Author: Alexis O'Neill
Illustrator: Laura Huliska-Beith
Interest Level: Ages 4-8

From the Book Jacket: Mean Jean was Recess Queen and nobody said any different. Nobody swung until Mean Jean swung. Nobody kicked until Mean Jean kicked. Nobody bounced until Mean Jean bounced. If kids ever crossed her, she'd push 'em and smoosh 'em, lollapaloosh 'em, hammer 'em, slammer 'em, kitz and kajammer 'em...until a new kid came to school...

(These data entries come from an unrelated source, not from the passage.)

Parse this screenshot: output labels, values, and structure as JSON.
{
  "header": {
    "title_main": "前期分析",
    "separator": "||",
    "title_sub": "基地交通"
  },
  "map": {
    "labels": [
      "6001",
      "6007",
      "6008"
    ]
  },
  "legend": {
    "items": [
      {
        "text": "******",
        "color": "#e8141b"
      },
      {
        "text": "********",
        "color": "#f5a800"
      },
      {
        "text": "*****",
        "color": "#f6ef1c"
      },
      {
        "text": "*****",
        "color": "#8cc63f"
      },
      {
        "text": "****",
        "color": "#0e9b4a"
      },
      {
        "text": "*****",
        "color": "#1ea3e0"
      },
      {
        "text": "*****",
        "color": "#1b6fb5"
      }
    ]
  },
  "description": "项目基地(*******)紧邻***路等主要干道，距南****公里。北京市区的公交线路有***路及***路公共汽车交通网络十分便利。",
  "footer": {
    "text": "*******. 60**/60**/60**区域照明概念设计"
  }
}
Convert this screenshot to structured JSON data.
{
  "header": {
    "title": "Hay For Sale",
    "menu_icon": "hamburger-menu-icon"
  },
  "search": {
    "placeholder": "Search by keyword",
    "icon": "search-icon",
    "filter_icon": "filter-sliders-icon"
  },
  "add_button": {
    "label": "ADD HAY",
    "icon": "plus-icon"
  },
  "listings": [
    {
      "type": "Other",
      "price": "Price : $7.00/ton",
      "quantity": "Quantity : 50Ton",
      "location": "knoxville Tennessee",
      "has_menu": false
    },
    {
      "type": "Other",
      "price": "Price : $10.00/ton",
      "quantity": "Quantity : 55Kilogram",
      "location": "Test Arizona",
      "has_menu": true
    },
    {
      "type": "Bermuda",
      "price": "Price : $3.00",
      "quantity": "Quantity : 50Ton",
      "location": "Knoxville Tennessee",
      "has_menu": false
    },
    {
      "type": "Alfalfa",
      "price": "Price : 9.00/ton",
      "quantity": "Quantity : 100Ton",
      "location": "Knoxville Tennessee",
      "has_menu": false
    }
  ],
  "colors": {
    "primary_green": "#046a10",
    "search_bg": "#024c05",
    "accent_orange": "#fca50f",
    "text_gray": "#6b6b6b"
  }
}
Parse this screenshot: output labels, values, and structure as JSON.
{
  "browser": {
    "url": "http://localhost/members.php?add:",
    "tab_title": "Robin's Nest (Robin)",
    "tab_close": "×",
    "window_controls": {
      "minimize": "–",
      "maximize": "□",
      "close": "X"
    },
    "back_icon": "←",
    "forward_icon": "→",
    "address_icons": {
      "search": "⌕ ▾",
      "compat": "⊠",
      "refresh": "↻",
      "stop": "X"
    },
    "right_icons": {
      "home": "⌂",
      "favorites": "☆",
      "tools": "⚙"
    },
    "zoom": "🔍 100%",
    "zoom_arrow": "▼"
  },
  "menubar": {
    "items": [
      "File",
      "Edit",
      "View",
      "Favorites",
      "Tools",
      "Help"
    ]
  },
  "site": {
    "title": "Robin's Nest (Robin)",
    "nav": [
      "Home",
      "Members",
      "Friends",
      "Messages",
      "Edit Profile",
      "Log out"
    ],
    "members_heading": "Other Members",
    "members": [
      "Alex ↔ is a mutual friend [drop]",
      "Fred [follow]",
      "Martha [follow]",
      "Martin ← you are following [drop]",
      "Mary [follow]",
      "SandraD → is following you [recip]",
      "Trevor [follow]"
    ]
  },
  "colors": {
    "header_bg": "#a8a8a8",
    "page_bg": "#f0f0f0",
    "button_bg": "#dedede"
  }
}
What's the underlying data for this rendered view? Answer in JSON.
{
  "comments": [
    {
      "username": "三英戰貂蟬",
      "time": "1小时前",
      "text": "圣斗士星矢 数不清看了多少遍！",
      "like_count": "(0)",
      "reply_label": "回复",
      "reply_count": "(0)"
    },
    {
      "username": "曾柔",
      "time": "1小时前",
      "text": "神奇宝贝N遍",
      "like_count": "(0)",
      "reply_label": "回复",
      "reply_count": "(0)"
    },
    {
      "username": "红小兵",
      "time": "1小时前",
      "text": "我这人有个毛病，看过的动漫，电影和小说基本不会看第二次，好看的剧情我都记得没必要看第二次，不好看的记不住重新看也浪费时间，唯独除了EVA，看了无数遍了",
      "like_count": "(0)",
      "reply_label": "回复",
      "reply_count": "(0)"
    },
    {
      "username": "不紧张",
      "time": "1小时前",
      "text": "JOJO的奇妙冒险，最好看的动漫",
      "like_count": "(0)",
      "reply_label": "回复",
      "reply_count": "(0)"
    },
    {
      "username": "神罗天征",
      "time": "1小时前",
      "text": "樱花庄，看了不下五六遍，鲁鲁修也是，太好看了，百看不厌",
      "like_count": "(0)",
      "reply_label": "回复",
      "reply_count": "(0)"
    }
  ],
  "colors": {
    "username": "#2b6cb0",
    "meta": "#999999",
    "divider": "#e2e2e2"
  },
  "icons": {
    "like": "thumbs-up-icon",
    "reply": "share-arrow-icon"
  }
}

Why It's On My Bookshelf: Trying to find books dealing with bullying in younger grades is often a frustration of mine, until I discovered The Recess Queen. The little girl on the cover looks like the meanest baddest bully you have ever seen. Based on the title and the cover illustration alone, I was sold. As I read through the story at home, I was expecting the book to teach strategies on how to deal with mean behavior at recess. But, The Recess Queen uses a different take on bullying. The strategy is to turn the bully into a friend (and we all know how hard it is to respect someone when they are disrespecting you) with kindness. Yes, there is a moment of standing up for oneself during the story, but it ends with kindness. I really appreciate the author using another child to turn Mean Jean's behavior around. It's been impactful in our K-2 grades. The illustrations are awesome and the kids love all the rhyming. I suggest this book to help children see the bully through a different perspective.